Hamil-Swag: Hamiltine’s Day!

In preparation for Valentine’s Day, here are some Hamilton-themed Valentine’s Day gifts (and gifs)!

Slate recently featured these Hamilton musical inspired Valentine’s Day postcards from artist Casey Barber (who also came up with the My Shot cocktail recipe I featured on Hamil-Swag: Shot Glasses.  The postcards are available via Etsy for $20.

Image from Etsy

The New-York Historical Society sells a necklace for $78.00 that is inspired by one of Hamilton’s love letters to Eliza that has the inscription: “I meet you in every dream.”  The website’s description states:

Few figures in the history of the United States have left such a profound legacy as that of Alexander Hamilton, America’s first Secretary to the Treasury. This modern sterling silver pendant is inscribed with a delightful quotation from Hamilton’s intimate letter to Elizabeth Schuyler, dated October 5, 1780, only a few weeks before their marriage. It displays his elegance as a wordsmith, his charm and his humanity, often forgotten among the great issues of military history and statesmanship for which he is best remembered.

Hamilton’s complete sentence read: “I meet you in every dream – and when I wake I cannot close my eyes again for ruminating on your sweetnesses.”

Pendant measures 1″ diameter.

 

And here is my favorite from Comediva’s series of Founding Fathers Pick Up Lines:

 

The Romantic Hamilton

In honor of Valentine’s Day, here are some of my favorite snippets of Hamilton’s writing to/about his wife Elizabeth.  Of course, Hamilton wasn’t always the perfect husband- he was away from his family often at the peak of his political career, and he had a much-publicized affair with Maria Reynolds, but :

From a July 2, 1780 letter:

“I love you more and more every hour.  The sweet softness and delicacy of your mind and manners, the elevation of your sentiments, the real goodness of your heart- it’s tenderness to me- the beauties of your face and person- your unpretending good sense and that innocent symplicity and frankness which pervade your actions, all these appear to me with increasing amiableness, and place you in my estimation above all the rest of your sex.”
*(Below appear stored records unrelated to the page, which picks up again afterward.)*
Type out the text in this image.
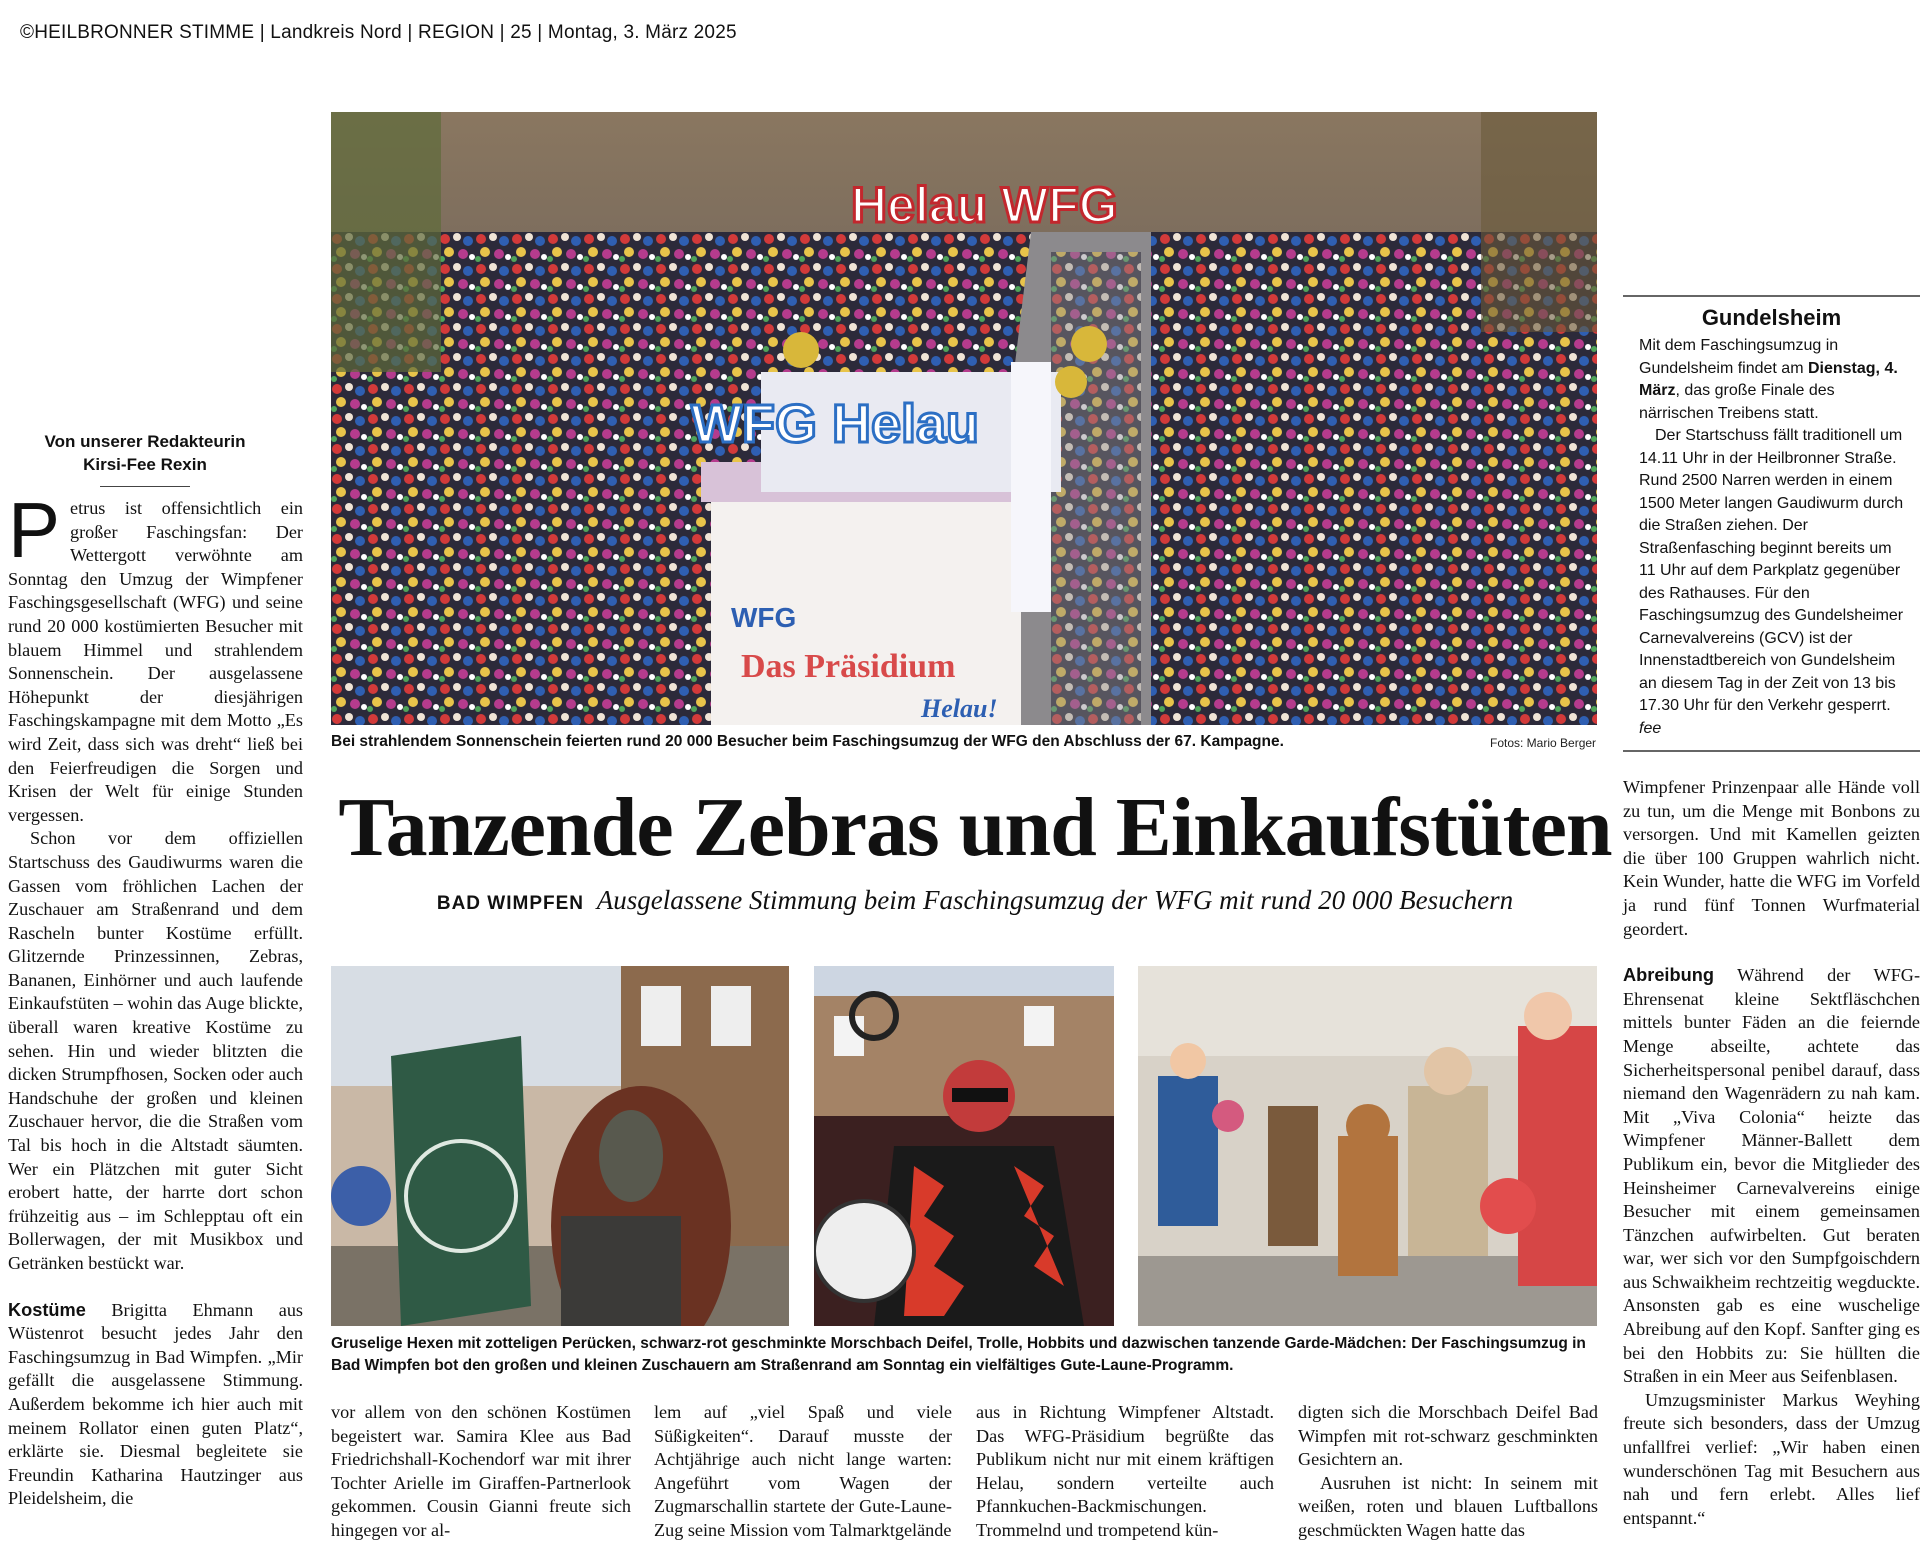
©HEILBRONNER STIMME | Landkreis Nord | REGION | 25 | Montag, 3. März 2025
Von unserer Redakteurin
Kirsi-Fee Rexin

Petrus ist offensichtlich ein großer Faschingsfan: Der Wettergott verwöhnte am Sonntag den Umzug der Wimpfener Faschingsgesellschaft (WFG) und seine rund 20 000 kostümierten Besucher mit blauem Himmel und strahlendem Sonnenschein. Der ausgelassene Höhepunkt der diesjährigen Faschingskampagne mit dem Motto „Es wird Zeit, dass sich was dreht“ ließ bei den Feierfreudigen die Sorgen und Krisen der Welt für einige Stunden vergessen.

Schon vor dem offiziellen Startschuss des Gaudiwurms waren die Gassen vom fröhlichen Lachen der Zuschauer am Straßenrand und dem Rascheln bunter Kostüme erfüllt. Glitzernde Prinzessinnen, Zebras, Bananen, Einhörner und auch laufende Einkaufstüten – wohin das Auge blickte, überall waren kreative Kostüme zu sehen. Hin und wieder blitzten die dicken Strumpfhosen, Socken oder auch Handschuhe der großen und kleinen Zuschauer hervor, die die Straßen vom Tal bis hoch in die Altstadt säumten. Wer ein Plätzchen mit guter Sicht erobert hatte, der harrte dort schon frühzeitig aus – im Schlepptau oft ein Bollerwagen, der mit Musikbox und Getränken bestückt war.

Kostüme Brigitta Ehmann aus Wüstenrot besucht jedes Jahr den Faschingsumzug in Bad Wimpfen. „Mir gefällt die ausgelassene Stimmung. Außerdem bekomme ich hier auch mit meinem Rollator einen guten Platz“, erklärte sie. Diesmal begleitete sie Freundin Katharina Hautzinger aus Pleidelsheim, die

Helau WFG
WFG Helau
WFG
Das Präsidium
Helau!
Bei strahlendem Sonnenschein feierten rund 20 000 Besucher beim Faschingsumzug der WFG den Abschluss der 67. Kampagne.	Fotos: Mario Berger
Tanzende Zebras und Einkaufstüten
BAD WIMPFEN Ausgelassene Stimmung beim Faschingsumzug der WFG mit rund 20 000 Besuchern
Gruselige Hexen mit zotteligen Perücken, schwarz-rot geschminkte Morschbach Deifel, Trolle, Hobbits und dazwischen tanzende Garde-Mädchen: Der Faschingsumzug in Bad Wimpfen bot den großen und kleinen Zuschauern am Straßenrand am Sonntag ein vielfältiges Gute-Laune-Programm.

vor allem von den schönen Kostümen begeistert war. Samira Klee aus Bad Friedrichshall-Kochendorf war mit ihrer Tochter Arielle im Giraffen-Partnerlook gekommen. Cousin Gianni freute sich hingegen vor al-

lem auf „viel Spaß und viele Süßigkeiten“. Darauf musste der Achtjährige auch nicht lange warten: Angeführt vom Wagen der Zugmarschallin startete der Gute-Laune-Zug seine Mission vom Talmarktgelände

aus in Richtung Wimpfener Altstadt. Das WFG-Präsidium begrüßte das Publikum nicht nur mit einem kräftigen Helau, sondern verteilte auch Pfannkuchen-Backmischungen. Trommelnd und trompetend kün-

digten sich die Morschbach Deifel Bad Wimpfen mit rot-schwarz geschminkten Gesichtern an.

Ausruhen ist nicht: In seinem mit weißen, roten und blauen Luftballons geschmückten Wagen hatte das

Gundelsheim

Mit dem Faschingsumzug in Gundelsheim findet am Dienstag, 4. März, das große Finale des närrischen Treibens statt.

Der Startschuss fällt traditionell um 14.11 Uhr in der Heilbronner Straße. Rund 2500 Narren werden in einem 1500 Meter langen Gaudiwurm durch die Straßen ziehen. Der Straßenfasching beginnt bereits um 11 Uhr auf dem Parkplatz gegenüber des Rathauses. Für den Faschingsumzug des Gundelsheimer Carnevalvereins (GCV) ist der Innenstadtbereich von Gundelsheim an diesem Tag in der Zeit von 13 bis 17.30 Uhr für den Verkehr gesperrt. fee

Wimpfener Prinzenpaar alle Hände voll zu tun, um die Menge mit Bonbons zu versorgen. Und mit Kamellen geizten die über 100 Gruppen wahrlich nicht. Kein Wunder, hatte die WFG im Vorfeld ja rund fünf Tonnen Wurfmaterial geordert.

Abreibung Während der WFG-Ehrensenat kleine Sektfläschchen mittels bunter Fäden an die feiernde Menge abseilte, achtete das Sicherheitspersonal penibel darauf, dass niemand den Wagenrädern zu nah kam. Mit „Viva Colonia“ heizte das Wimpfener Männer-Ballett dem Publikum ein, bevor die Mitglieder des Heinsheimer Carnevalvereins einige Besucher mit einem gemeinsamen Tänzchen aufwirbelten. Gut beraten war, wer sich vor den Sumpfgoischdern aus Schwaikheim rechtzeitig wegduckte. Ansonsten gab es eine wuschelige Abreibung auf den Kopf. Sanfter ging es bei den Hobbits zu: Sie hüllten die Straßen in ein Meer aus Seifenblasen.

Umzugsminister Markus Weyhing freute sich besonders, dass der Umzug unfallfrei verlief: „Wir haben einen wunderschönen Tag mit Besuchern aus nah und fern erlebt. Alles lief entspannt.“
From an October 1780 letter

“I have told you, and I told you truly that I love you too much. You engross my thoughts too intirely to allow me to think of any thing else. You not only employ my mind all day; but you intrude upon my sleep. I meet you in every dream—and when I wake I cannot close my eyes again for ruminating on your sweetnesses. ‘Tis a pretty story indeed that I am to be thus monopolized, by a little nut-brown maid like you—and from a statesman and a soldier metamorphosed into a puny lover. I believe in my soul you are an inchantress; but I have tried in vain, if not to break, at least, to weaken the charms—you maintain your empire in spite of all my efforts—and after every new one, I make to withdraw myself from my allegiance my partial heart still returns and clings to you with increased attachment.

Among other causes of uneasiness, I dread lest you should imagine, I yield too easily to the barrs, that keep us asunder; but if you have such an idea you ought to banish it and reproach yourself with injustice. A spirit entering into bliss, heaven opening upon all its faculties, cannot long more ardently for the enjoyment, than I do my darling Betsey, to taste the heaven that awaits me in your bosom. Is my language too strong? it is a feeble picture of my feeling:?no words can tell you how much I love and how much I long—you will only know it when wrapt in each others arms we give and take those delicious caresses which love inspires and marriage sanctifies….”

Excerpts from a November 1798 letter:

Indeed, my Betsey, you need never fear a want of anxious attention to you, for you are now dearer than ever to me.  Your happiness is the first and sweetest object of my wishes and cares.  How can it be otherwise?  You are all that is charming in my estimation and the more I see of your sex the more I become convinced of the judiciousness of my choice.